Intercellular transfer of microRNAs can mediate communication between critical effector cells. We hypothesized that transfer of neutrophil-derived microRNAs to pulmonary epithelial cells could alter mucosal gene expression during acute lung injury. Pulmonary-epithelial microRNA profiling during coculture of alveolar epithelial cells with polymorphonuclear neutrophils (PMNs) revealed a selective increase in lung epithelial cell expression of microRNA-223 (miR-223). Analysis of PMN-derived supernatants showed activation-dependent release of miR-223 and subsequent transfer to alveolar epithelial cells during coculture in vitro or after ventilator-induced acute lung injury in mice. Genetic studies indicated that miR-223 deficiency was associated with severe lung inflammation, whereas pulmonary overexpression of miR-223 in mice resulted in protection during acute lung injury induced by mechanical ventilation or by infection with Staphylococcus aureus. Studies of putative miR-223 gene targets implicated repression of poly(adenosine diphosphate–ribose) polymerase–1 (PARP-1) in the miR-223–dependent attenuation of lung inflammation. Together, these findings suggest that intercellular transfer of miR-223 from neutrophils to pulmonary epithelial cells may dampen acute lung injury through repression of PARP-1.

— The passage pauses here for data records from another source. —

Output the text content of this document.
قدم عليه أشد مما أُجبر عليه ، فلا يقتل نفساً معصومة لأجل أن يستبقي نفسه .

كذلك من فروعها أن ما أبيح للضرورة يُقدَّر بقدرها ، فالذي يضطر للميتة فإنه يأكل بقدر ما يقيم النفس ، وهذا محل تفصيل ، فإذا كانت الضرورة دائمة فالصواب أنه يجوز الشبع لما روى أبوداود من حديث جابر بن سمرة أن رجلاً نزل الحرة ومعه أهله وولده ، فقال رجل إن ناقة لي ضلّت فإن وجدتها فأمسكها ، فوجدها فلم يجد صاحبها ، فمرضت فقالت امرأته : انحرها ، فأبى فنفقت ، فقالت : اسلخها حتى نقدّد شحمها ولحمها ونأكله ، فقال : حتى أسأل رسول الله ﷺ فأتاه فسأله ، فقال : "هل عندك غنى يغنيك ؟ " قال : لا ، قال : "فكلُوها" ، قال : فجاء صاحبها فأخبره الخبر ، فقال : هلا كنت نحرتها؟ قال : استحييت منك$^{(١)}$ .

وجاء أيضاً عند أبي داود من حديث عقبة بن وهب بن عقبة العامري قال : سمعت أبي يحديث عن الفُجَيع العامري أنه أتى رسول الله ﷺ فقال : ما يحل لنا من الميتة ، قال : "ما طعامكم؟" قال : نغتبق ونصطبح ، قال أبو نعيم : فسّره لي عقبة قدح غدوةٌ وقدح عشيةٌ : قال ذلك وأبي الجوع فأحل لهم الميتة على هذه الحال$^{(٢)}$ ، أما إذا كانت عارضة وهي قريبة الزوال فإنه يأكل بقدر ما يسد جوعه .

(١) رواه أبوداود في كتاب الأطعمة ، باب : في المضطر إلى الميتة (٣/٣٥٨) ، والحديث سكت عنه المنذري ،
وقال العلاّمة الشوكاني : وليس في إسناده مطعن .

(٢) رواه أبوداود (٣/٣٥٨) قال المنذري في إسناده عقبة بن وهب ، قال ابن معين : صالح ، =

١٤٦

microRNA的细胞间转移可以介导关键效应细胞之间的通讯。我们假设中性粒细胞来源的microRNA转移到肺上皮细胞可能会改变急性肺损伤期间黏膜基因表达。肺泡上皮细胞与多形核中性粒细胞（PMNs）共培养期间的肺上皮microRNA分析显示，microRNA-223（miR-223）肺上皮细胞表达选择性升高。对源自PMN的上清液的分析显示，在体外共培养期间或在呼吸机诱发的小鼠急性肺损伤后，miR-223的活化依赖性释放并随后转移至肺泡上皮细胞。遗传研究表明，miR-223缺乏与严重的肺部炎症有关，而miR-223在小鼠中的肺过度表达可在机械通气或金黄色葡萄球菌感染引起的急性肺损伤期间提供保护。推测的miR-223基因靶标的研究涉及在miR-223依赖性肺炎症减轻中抑制聚腺苷二磷酸核糖核糖聚合酶-1（PARP-1）。总之，这些发现表明，miR-223从嗜中性粒细胞向肺上皮细胞的细胞间转移可通过抑制PARP-1减轻急性肺损伤。